Jim, thanks for your in-depth analysis, the validation indeed doesn't look ideal. However my fix addresses the concrete regression which was introduced by these validations, so I'm leaving the fix as is.

Thank you!
Anton.

On 01.04.2014 19:39, anton nashatyrev wrote:
Hello Jim,

On 28.03.2014 3:25, Jim Graham wrote:
Hi Anton,

A lot of those tests seem out of whack in that they test related conditions, but not the exact condition itself. What we really want is for every index of the form:

offset + y \* scanlineStride + x + {0 -> numcomponents-1} \=> \[0, buf.length-1\]

to be in the array for all valid x,y. There are a lot of tests there that are sufficient to prove this, but are overly restrictive in that they reject a bunch of cases. The fix you propose only fixes this for a case where h=1, but what about:

w = 10
h = 2
numcomponents = 1
scanlineStride = 1000
buffer.length = 1010

The buffer contains the data for all possible pixel fetches, but since it isn't 2000 in length, we reject it.

My fix actually relaxes the condition, and the case above is not rejected:
(height > 1 && scanlineStride > data.length) is FALSE here and hence the exception is not thrown


Also, we restrict a bunch of parameters to "MAX\_INT / some other factor" because we blindly multiply things out and don't want to deal with overflow, but a better "pixel array" test would use division (I think we do this in our native code):

buf.length / w <= h

except that you need to deal with offset and scanlineStride for h-1 lines and then w for the last one, so this gets complicate, but you have:

((buf.length - offset - w) / (h-1)) < scanlineStride

but then you have to special case h=1 to avoid the divide by 0 so you get:

if (w <= 0 || h <= 0 || scanlineStride < 0 || offset < 0) exception;
if (offset >= buf.length) exception;
int len = buf.length - offset; // known positive
if (len < w) exception;
if (h > 1) {
if (((len - w) / (h - 1)) < scanlineStride) exception;
}

Note that the test for (len < w) is done in all cases because it prevents the calculation in the "h>1" case from having a negative numerator, which would make the test invalid. These tests are also valid for scan=0 for the rare case where someone wants every row of an image to contain the same data (we may use a case like that in the GIF loading code that needs to replicate incoming data for interlaced GIFs). It doesn't go so far as to allow scan=-1 or similar cases where the user wants to play games with aliasing parts of rows in a backwards cascade.

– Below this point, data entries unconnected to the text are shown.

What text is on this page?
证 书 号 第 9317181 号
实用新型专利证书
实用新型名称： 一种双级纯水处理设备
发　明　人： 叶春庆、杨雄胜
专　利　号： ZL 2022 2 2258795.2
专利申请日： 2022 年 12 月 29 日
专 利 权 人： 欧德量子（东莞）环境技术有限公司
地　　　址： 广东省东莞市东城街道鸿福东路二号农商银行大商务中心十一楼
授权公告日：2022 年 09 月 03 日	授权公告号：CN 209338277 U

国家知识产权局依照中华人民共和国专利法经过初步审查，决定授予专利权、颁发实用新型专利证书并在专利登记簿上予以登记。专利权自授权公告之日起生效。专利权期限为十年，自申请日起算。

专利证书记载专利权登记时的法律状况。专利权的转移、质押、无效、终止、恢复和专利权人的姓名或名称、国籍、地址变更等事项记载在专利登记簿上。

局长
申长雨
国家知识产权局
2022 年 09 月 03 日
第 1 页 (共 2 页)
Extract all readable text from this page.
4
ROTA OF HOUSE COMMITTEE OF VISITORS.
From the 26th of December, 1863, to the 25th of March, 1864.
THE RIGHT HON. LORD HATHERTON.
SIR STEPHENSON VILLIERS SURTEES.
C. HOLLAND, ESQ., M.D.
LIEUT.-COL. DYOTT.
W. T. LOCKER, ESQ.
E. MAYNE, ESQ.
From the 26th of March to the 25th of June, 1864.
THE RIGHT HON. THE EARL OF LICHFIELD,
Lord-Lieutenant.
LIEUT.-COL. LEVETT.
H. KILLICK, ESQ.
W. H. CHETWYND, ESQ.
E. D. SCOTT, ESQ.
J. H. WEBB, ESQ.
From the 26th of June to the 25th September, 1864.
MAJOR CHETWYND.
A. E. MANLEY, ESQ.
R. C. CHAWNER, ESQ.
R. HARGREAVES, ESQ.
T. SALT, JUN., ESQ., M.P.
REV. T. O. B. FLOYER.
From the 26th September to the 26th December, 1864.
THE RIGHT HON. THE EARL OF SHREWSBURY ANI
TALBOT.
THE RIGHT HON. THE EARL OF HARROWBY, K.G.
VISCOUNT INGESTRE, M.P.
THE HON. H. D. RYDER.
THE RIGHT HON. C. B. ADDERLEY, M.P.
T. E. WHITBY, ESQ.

There are a lot of checks in the \*Raster.verify() methods. I'm not 100% confident but they look pretty equivalent to the algorithm you have described (BTW the 0 scanline is also acceptable). Anyways that was a security fix some time ago when some of those validations have been added and I'm not sure we would like to perform some major refactorings here unless any incompatibilities are found.

Thank you!
Anton.


...jim

On 3/26/14 10:35 AM, anton nashatyrev wrote:
Hello,
could you please review the following fix:

fix: http://cr.openjdk.java.net/\~anashaty/8038000/webrev.00/

bug: https://bugs.openjdk.java.net/browse/JDK-8038000

The last row in the Raster shouldn't be necessary of the scanlineStride
length and thus the Raster with height 1 might have a buffer smaller
than a scanlineStride.

Thanks!
Anton.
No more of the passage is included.